Louis Webre, director of communications at Doyle, one of the very few New York auction houses dealing in both fine art and rare stamps, said he did not foresee any changes in the firm’s operations and stressed the importance of maintaining customer confidence.
He added that the pandemic had led Doyle to expand its online auction business with smaller, more frequent sales. The firm used to conduct two stamp auctions a year (out of about 50 sales overall); it now schedules twice as many.
It does not seem that the expiring regulations ever had much impact on how the stamp auction business was run. Cherrystone Auctions, which recently moved from New York City to neighboring New Jersey, did so not because of regulations but for business reasons.

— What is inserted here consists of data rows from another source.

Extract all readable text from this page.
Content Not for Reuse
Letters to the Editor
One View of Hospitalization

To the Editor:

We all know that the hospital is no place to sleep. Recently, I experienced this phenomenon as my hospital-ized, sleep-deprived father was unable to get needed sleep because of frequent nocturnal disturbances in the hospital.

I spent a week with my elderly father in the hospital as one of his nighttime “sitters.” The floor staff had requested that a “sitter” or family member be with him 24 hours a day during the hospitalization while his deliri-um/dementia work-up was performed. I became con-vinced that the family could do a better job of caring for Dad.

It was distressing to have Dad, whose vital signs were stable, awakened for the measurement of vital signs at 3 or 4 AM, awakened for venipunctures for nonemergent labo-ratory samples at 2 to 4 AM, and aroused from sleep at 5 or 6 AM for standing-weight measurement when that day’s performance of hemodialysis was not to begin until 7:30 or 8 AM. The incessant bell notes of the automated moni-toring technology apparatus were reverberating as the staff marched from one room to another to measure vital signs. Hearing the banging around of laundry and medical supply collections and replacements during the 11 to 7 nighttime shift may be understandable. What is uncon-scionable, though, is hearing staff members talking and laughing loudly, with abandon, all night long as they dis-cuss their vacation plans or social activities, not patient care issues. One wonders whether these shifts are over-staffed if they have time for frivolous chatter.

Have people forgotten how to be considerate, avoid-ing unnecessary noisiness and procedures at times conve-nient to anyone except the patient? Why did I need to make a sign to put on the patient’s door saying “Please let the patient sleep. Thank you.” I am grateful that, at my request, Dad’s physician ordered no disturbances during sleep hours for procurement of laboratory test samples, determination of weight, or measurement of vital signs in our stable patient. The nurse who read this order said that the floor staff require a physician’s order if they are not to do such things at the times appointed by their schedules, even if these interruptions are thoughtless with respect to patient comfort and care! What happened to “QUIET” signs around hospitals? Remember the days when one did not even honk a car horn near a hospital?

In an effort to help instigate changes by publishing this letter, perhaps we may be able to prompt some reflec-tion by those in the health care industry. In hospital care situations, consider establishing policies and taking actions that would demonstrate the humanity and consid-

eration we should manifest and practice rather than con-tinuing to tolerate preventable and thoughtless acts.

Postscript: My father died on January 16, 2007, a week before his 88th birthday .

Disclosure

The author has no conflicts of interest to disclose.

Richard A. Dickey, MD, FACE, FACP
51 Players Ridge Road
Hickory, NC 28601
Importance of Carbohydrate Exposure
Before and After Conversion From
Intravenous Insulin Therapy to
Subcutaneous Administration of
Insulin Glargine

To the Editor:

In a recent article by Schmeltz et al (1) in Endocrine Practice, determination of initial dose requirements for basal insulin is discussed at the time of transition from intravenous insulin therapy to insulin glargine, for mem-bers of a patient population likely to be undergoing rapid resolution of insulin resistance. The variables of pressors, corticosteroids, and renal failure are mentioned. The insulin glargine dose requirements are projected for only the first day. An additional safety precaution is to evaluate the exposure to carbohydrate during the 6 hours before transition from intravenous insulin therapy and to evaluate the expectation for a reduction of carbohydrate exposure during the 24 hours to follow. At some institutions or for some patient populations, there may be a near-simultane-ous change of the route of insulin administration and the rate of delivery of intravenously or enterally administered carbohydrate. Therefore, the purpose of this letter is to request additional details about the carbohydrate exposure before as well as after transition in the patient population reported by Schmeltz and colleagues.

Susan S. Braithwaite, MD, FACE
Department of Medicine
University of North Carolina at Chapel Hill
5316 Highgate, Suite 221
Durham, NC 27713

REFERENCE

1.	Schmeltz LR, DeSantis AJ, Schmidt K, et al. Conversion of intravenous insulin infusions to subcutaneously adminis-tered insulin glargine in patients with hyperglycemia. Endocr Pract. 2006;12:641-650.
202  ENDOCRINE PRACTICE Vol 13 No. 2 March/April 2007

“It is irrelevant,” wrote Joshua Buchsbayew, the vice president of Cherrystone, in an email discussing the revocation. “Just saves on auction license fees. We moved to NJ which does not require an auction license and online auctions never required a license.”
Epting, whose firm moved from California to New York in 2019 undeterred by any regulations, said he has mixed feelings about the changes.
On the one hand, he said he appreciates no longer having to pay the fees or wait in line for his license together with the laundry and food truck operators (who are also henceforth freed from the city’s permit requirements). On the other hand, he feels some uneasiness that “anyone can get into the business,” without any kind of oversight.
That sentiment echoed reservations expressed by some art market experts quoted in The New York Times and ArtNet News.
“I don’t expect greater transparency” as a result of the rollback, said Michael McCulloch, a lawyer in charge of compliance at Sotheby’s, who was quoted in ArtNet News. “This is a significant concern to [the art] buyer and to price stability in the market.”
Whether such oversight was ever a reality or just a fiction, however, may have been the real motivation behind the city’s move to eliminate what it saw as needless and unaffordable regulation.
Scott Trepel, the president of Robert A. Siegel Auction Galleries, also in Manhattan, was more scathing: “There was absolutely no compliance enforcement and the bonding process was pointless. Sotheby’s chairman went to prison because of criminal conduct,” Trepel said, referring to Alfred Taubman’s 2002 conviction for price-fixing. “They never lost their license. What does that tell you?”
Hopefully, it will not be naive to presume that in the future other laws, along with the stamp trade’s own ethics rules and auction firms’ desire to maintain the confidence of buyers and sellers, will suffice to ensure honest auction practices, regardless of their locale.